Город на вокзале. Город – ожидание.
Владимира с первого дня пребывания в Берлине поразило холодное, унылое и однообразное лицо этого огромного города. Улицы – длинные и прямые, безмолвные, как и сам природный характер немца, одна повторяет другую и очень легко запутаться, заблудиться в этом нескончаемом чередовании высоких мрачных домов с неестественными сонмами фантастических крылатых девиц – валькирий и чудовищных каменных кентавров на нависающих над тобой фасадах – тоже немых, мертвенно синеватых, тяжелых… Господи, тут даже черные грачи на голых мокрых деревьях кричат чинно, по-очереди, в каком-то только им известном порядке… Ordnung uber alles! Здесь все по порядку.

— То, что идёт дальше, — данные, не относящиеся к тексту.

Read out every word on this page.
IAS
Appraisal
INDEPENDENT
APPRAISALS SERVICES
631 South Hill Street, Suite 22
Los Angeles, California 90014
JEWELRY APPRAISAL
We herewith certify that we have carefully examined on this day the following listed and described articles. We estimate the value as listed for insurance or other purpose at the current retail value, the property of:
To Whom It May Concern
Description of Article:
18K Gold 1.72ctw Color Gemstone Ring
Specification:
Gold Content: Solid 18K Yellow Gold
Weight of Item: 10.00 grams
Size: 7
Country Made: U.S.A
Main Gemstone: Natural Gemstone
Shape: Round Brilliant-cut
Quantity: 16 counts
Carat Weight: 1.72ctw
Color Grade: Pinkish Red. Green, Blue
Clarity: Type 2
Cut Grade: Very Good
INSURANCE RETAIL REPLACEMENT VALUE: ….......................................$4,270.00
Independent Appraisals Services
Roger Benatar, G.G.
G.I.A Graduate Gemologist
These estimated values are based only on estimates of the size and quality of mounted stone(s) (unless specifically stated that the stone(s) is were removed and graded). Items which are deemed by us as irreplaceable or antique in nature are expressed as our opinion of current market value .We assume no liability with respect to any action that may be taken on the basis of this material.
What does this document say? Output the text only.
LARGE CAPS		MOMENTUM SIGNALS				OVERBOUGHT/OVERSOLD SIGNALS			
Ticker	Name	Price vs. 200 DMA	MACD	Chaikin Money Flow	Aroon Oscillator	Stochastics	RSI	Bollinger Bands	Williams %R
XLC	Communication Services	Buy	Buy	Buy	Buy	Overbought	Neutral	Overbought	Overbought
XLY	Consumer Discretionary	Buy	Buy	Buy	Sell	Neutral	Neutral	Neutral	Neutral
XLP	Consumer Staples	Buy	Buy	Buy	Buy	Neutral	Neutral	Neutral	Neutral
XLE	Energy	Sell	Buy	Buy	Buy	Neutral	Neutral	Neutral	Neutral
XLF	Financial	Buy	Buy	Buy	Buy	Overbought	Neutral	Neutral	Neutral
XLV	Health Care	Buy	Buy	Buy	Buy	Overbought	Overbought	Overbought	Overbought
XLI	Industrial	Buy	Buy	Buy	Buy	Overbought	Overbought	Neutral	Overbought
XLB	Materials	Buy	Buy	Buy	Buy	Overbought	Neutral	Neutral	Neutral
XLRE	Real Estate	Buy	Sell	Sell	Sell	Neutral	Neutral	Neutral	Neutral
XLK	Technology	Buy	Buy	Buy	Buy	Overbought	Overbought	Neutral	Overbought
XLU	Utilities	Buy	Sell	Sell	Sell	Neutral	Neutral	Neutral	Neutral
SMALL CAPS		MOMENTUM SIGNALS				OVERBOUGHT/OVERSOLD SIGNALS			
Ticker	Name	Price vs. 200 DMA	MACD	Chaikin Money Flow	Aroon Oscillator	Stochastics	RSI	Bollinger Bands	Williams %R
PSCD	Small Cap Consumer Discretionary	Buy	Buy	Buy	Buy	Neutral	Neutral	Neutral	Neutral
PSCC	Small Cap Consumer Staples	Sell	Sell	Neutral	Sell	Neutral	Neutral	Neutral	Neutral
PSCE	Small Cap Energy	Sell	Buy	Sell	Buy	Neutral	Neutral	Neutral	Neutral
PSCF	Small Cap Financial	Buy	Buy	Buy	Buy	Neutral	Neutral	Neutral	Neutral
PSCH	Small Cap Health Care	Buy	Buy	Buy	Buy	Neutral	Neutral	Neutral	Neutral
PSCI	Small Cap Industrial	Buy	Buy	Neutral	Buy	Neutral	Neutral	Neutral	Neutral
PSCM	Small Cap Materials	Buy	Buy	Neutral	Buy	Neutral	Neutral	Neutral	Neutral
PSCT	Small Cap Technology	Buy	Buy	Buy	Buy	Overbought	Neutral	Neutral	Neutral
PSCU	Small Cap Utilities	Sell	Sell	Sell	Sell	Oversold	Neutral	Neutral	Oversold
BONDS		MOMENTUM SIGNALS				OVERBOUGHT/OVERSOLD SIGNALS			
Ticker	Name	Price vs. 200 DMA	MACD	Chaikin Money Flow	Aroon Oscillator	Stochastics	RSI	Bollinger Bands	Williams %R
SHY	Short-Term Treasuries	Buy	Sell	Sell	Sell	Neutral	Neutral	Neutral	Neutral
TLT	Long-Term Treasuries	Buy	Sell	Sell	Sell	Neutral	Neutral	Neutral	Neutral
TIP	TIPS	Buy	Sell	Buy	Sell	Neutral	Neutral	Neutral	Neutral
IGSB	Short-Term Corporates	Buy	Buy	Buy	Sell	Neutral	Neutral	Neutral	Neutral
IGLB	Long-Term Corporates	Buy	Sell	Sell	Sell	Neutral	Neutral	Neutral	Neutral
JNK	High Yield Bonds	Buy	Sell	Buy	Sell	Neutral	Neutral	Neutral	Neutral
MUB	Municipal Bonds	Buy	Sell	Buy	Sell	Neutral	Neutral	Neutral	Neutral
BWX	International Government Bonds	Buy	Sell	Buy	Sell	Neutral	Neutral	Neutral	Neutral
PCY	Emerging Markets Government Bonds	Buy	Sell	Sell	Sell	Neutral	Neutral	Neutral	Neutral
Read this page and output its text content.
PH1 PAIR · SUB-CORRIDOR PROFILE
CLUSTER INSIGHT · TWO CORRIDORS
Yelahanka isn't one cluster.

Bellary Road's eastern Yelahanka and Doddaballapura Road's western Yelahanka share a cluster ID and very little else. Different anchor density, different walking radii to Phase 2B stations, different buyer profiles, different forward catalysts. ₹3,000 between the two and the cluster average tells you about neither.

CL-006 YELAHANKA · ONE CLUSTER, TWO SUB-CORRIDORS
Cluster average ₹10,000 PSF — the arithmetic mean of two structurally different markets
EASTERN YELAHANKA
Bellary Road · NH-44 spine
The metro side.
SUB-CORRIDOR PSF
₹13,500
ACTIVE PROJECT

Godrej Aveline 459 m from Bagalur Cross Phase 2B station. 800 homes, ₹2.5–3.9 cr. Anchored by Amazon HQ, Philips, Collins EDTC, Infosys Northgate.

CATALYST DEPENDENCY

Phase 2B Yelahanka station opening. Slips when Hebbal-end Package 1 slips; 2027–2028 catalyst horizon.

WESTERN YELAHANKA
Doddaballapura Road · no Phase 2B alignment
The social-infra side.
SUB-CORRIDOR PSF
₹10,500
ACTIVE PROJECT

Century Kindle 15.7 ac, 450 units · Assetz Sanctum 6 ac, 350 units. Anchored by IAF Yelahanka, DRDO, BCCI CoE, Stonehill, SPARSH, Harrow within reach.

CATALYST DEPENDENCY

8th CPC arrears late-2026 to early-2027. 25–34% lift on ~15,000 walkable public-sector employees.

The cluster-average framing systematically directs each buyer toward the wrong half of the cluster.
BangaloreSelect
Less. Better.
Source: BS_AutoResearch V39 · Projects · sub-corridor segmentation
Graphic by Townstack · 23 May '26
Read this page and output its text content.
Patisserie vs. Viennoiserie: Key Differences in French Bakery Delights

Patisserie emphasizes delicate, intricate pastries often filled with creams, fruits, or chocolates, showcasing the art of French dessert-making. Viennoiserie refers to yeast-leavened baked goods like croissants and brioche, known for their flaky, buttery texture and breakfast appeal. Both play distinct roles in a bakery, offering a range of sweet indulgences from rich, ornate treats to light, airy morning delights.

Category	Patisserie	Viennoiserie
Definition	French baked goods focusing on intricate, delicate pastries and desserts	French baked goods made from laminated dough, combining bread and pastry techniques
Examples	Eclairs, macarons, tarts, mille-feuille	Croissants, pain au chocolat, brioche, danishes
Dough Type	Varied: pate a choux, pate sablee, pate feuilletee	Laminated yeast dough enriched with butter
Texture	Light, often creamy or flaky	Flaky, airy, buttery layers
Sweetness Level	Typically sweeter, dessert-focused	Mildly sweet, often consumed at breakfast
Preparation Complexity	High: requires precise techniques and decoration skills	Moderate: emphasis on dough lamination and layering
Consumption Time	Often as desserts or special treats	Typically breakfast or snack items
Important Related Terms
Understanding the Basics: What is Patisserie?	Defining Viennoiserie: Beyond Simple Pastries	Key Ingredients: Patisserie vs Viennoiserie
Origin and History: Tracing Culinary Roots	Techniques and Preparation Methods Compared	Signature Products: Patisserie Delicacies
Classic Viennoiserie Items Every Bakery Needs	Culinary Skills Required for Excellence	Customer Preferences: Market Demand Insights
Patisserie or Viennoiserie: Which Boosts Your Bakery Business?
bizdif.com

Боже, какого же нечистого, какого Антихриста, какого кровавого зверя может породить эта прямая, казарменно-суровая и мрачная бытность?
Скупой серенький дождик холодными пальцами забарабанил по фетру шляпы, тротуары тут же потемнели, а мерцающие окна лавок и конторок густо запотели. Владимир под самые глаза поднял ворот шинели и остановился, пристально всматриваясь на ту сторону улицы.
Маленький и весь мокрый рыжий щенок, дрожа всем своим тщедушным тельцем, сидел посреди тротуара, прислонясь к холодной крашеной стене магазина дамских мод, сверкающего белыми и желтыми огнями рекламы.
Беспомощное существо, совсем никому не нужное в этом большом городе, изредка издавало даже не лай, а какой-то слабенький, едва уловимый ухом писк, судорожно разевая свой мелкозубый ротик и затравленно озираясь черными угольками глазенок по сторонам. Редкие прохожие, занятые своими мыслями и делами, порой брезгливо морщась, аккуратно обходили его.
Вот какой-то бюргер, пыхтя гаванской сигарой, громадный и мрачный, как и весь этот город, злобно пнул его тростью, отбросив с пути и, криво сморщив толстые свои губы, надменно прошествовал дальше.
Владимир невольно остановился и отчего-то задержал задумчивый взгляд на собаке. Что-то глубокое, но позабытое вдруг шевельнулось в его душе.
Давно угнетавшее его, его русскую ранимую душу и все его такие же серые будни, исподволь висевшее над ним все годы его скитаний по европейским странам постоянное осознание того, что и он сам, Владимир Крестинский, полковник русской армии, и весь его мир и вся его жизнь – так же как и этот мокрый, жалкий и голодный щенок, в общем-то совершенно никому не нужен и в этом темном потоке спешащих куда-то прохожих, и во всем этом городе, да и во всем белом свете – это чувство вдруг при виде другого такого же одиночества налетело, одолело, завлекло его и понесло, понесло как унылая осенняя грусть несет, торопит оторвавшийся желтый и сухой лист по мокрой мостовой.
Волею роковых обстоятельств оказавшийся и там, в такой далекой и теперь навсегда потерянной для него России, и здесь, в такой холодной, чужой стране – Германии – вне закона, он уже давно смирился и со своим нищенским, полуголодным существованием, и со всеми своими жизненными потерями и утратами, и с тем состоянием каждодневного, каждоминутного, тяжко давящего на грудь и сосущего душу неведения ни о судьбе Ольги, а, может быть, и его ребенка, ни о Татьяне, ни о судьбе Олеши, ни о судьбе Романовского, и многих-многих тех, таких близких, таких любимых им людей, с которыми сводила его неспокойная жизнь и его военная судьба.